US TAKES CUSTODY OF ANOTHER WAYWARD CLIENT
By Jim Lobe

Inter Press Service
December 16, 2003

antiwar.com

At last in U.S. military captivity, ousted former Iraqi
president Saddam Hussein will soon mark an important 20th
anniversary, the kind of anniversary that brings with it an
appreciation of the ironies of life, and politics.

His captor, Pentagon chief Donald Rumsfeld, might also
recall long-forgotten memories -- or memories best forgotten
-- of what he was doing exactly 20 years ago.
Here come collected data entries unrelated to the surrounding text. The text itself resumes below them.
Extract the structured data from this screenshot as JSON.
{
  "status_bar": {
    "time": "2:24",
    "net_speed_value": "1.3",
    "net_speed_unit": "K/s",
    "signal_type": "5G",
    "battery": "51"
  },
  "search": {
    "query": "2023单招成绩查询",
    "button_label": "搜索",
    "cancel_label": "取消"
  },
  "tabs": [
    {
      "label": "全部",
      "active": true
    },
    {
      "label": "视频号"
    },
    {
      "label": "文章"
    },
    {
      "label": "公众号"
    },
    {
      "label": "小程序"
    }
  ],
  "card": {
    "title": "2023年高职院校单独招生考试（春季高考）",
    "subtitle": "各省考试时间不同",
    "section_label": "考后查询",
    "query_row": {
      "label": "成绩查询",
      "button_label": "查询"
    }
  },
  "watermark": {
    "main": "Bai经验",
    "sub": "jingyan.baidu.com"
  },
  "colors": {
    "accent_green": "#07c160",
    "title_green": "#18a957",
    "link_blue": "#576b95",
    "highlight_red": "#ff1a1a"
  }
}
If so, he will remember that he was in Baghdad, as a special
envoy from then-president Ronald Reagan, assuring his host
that, to quote the secret National Security Decision
Directive (NSDD) that served as his talking points: the
United States would regard "any major reversal of Iraq's
fortunes as a strategic defeat for the West."

So began the effective resumption of close relations between
Baghdad and Washington that had been cut off by Iraq during
the 1967 Arab-Israeli War. Within a year, Washington would
fully normalize ties with Saddam and even suggest that the
dictator had become a full-fledged "Arab moderate," ready to
make peace with Israel.

Of course, the reason for this rapprochement -- nay, avid
courtship -- was the bad turn that the war between Iraq and
Iran had taken for Baghdad. A victory by Teheran, which
seemed imminent, would pose a major threat to US interests
in the Gulf, such as access to the region's oil.

It was a question of the lesser of two evils, as explained
succinctly by Howard Teicher, who worked on Iraq as a member
of Reagan's National Security Council (NSC). "You have to
understand the geostrategic context, which was very
different from where are now," he told the Washington Post
earlier this year.

"Realpolitik dictated that we act to prevent the situation
from getting worse."

It was presumably realpolitik that also persuaded Rumsfeld
not to bring up Iraq's use of chemical weapons with Hussein
in their first meeting Dec. 20, 1983, even though the
administration knew about it.

(After long insisting that he did raise the issue with
Hussein, the recent release of State Department memoranda
obtained by the National Security Archive has forced
Rumsfeld to change his story. He did mention the issue,
among many others, when he met with then-foreign minister
Tariq Aziz separately.)

For the next five years, Washington would quietly ensure
that Saddam got all the military equipment he needed to
stave off defeat, even precursor chemicals that could be
used against Iranian soldiers and Kurdish civilians.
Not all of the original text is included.